可以看到最后ClusterEntrypoint启动了WebMonitorEndpoint、Dispatcher、ResourceManager几个组件,我们再分别来看一看具体是如何启动的。
二、WebMonitorEndpoint
WebMonitorEndpoint基于Netty通信框架实现了Restful的服务后端,提供Restful接口支持Flink Web在内的所有Rest请求,例如获取集群监控指标。
如果没接触过Netty和Rest api,可以通过这个了解一下
我们再看看这个类的继承关系
WME的父类RestServerPoint基于Netty实现了Rest后端,并提供了自定义Handler的初始化和现实抽象方法。WebMonitorEndpoint和DispatcherRestEndpoint等子类能拓展处理各自业务的Rest接口对应的Handler实现。
MiniDRE是本地执行实现的DRE,区别在于mini版不用加载JobGraph提交使用的Handler。在Idea里运行时创建的实际上就是MiniDRE。

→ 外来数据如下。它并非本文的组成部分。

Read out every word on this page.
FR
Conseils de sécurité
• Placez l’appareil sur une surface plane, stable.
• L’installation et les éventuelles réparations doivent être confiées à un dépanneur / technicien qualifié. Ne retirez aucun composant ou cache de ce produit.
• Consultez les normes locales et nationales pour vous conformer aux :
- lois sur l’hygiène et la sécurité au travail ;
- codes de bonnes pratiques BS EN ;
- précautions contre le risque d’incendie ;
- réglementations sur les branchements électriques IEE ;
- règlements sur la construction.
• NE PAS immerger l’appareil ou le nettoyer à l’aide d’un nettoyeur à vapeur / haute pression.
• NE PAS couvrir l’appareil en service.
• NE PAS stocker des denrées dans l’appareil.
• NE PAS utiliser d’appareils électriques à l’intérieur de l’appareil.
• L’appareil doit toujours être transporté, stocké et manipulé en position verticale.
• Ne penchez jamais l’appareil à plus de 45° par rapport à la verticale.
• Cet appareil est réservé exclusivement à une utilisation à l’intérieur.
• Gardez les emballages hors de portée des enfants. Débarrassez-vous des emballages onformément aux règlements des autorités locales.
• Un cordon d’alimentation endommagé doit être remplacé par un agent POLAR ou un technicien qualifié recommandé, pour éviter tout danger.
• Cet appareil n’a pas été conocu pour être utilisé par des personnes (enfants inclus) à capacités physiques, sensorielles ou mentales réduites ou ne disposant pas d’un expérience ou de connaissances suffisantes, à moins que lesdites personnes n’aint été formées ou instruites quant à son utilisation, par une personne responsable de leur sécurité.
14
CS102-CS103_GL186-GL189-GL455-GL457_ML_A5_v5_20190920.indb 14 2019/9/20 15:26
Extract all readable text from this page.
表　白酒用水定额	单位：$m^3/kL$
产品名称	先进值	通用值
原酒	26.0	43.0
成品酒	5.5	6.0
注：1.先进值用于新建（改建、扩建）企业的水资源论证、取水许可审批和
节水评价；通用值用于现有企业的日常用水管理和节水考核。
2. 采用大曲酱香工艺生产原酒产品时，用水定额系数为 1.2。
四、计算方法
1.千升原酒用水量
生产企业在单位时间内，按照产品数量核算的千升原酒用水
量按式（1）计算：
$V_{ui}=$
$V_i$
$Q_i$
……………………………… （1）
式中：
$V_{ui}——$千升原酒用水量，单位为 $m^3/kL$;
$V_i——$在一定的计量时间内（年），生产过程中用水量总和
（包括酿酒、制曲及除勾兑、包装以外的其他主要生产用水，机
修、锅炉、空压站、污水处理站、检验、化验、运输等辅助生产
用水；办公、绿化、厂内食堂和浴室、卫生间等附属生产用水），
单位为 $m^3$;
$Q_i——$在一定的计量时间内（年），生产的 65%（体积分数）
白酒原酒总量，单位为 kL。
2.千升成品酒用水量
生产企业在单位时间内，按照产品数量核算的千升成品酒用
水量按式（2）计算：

我们先来看一看上一节最后一个代码块中,AbstractDispatcherResourceManagerComponentFactory是如何创建和启动WME的
webMonitorEndpoint = restEndpointFactory.createRestEndpoint(
configuration, //集群配置参数
dispatcherGatewayRetriever, //dispatcherGateway服务地址获取器,用于获取当前活跃的dG地址,基于dG可以实现与dispatcher的RPC通信,最终提交的JobGraph通过dispatcherGateway发送给dispatcher
resourceManagerGatewayRetriever,//作用和上面类似,用于获取RMG的地址,在TaskManagersHandler中可以通过调用RMG获取集群中的TaskManager监控信息
blobServer,//临时二进制对象数据存储服务
executor,//用于处理WebMonitorEndpoint请求的线程池服务
metricFetcher,//用于拉去JobManager和TaskManager上的Metric监控指标
highAvailabilityServices.getWebMonitorLeaderElectionService(),//实现高可用的服务
fatalErrorHandler //异常处理器,WME异常时,用这个中的处理接口
);
log.debug("Starting Dispatcher REST endpoint.");
webMonitorEndpoint.start();//⭐启动webMonitorEndpoint
启动所需要的参数都在上面列出来了,也做了注释,最后是WebMonitorEndpoint.start()启动了服务,我们再来看看这个start干了什么
/**
* Starts this REST server endpoint.
*
* @throws Exception if we cannot start the RestServerEndpoint
*/
public final void start() throws Exception {
synchronized (lock) {
//检查RestServerEndpoint.state是否为Created状态
Preconditions.checkState(state == State.CREATED, "The RestServerEndpoint cannot be restarted.");
//启动Rest Endpoint
log.info("Starting rest endpoint.");
final Router router = new Router();//根据Router寻找Handlers
final CompletableFuture<String> restAddressFuture = new CompletableFuture<>();
//初始化Handlers
handlers = initializeHandlers(restAddressFuture);
/* handlers排序
* sort the handlers such that they are ordered the following:
* /jobs
* /jobs/overview
* /jobs/:jobid
* /jobs/:jobid/config
* /:*
*/
Collections.sort(
handlers,
RestHandlerUrlComparator.INSTANCE);
//挨个注册
handlers.forEach(handler -> {
registerHandler(router, handler, log);
});
//创建channelInitializer,初始化channel
ChannelInitializer<SocketChannel> initializer = new ChannelInitializer<SocketChannel>() {
@Override
protected void initChannel(SocketChannel ch) {
//创建路由RouterHandler,完成业务请求拦截
RouterHandler handler = new RouterHandler(router, responseHeaders);
// SSL should be the first handler in the pipeline 把SSL放在第一个handler
if (isHttpsEnabled()) {
ch.pipeline().addLast("ssl",
new RedirectingSslHandler(restAddress, restAddressFuture, sslHandlerFactory));
}
ch.pipeline()
.addLast(new HttpServerCodec())
.addLast(new FileUploadHandler(uploadDir))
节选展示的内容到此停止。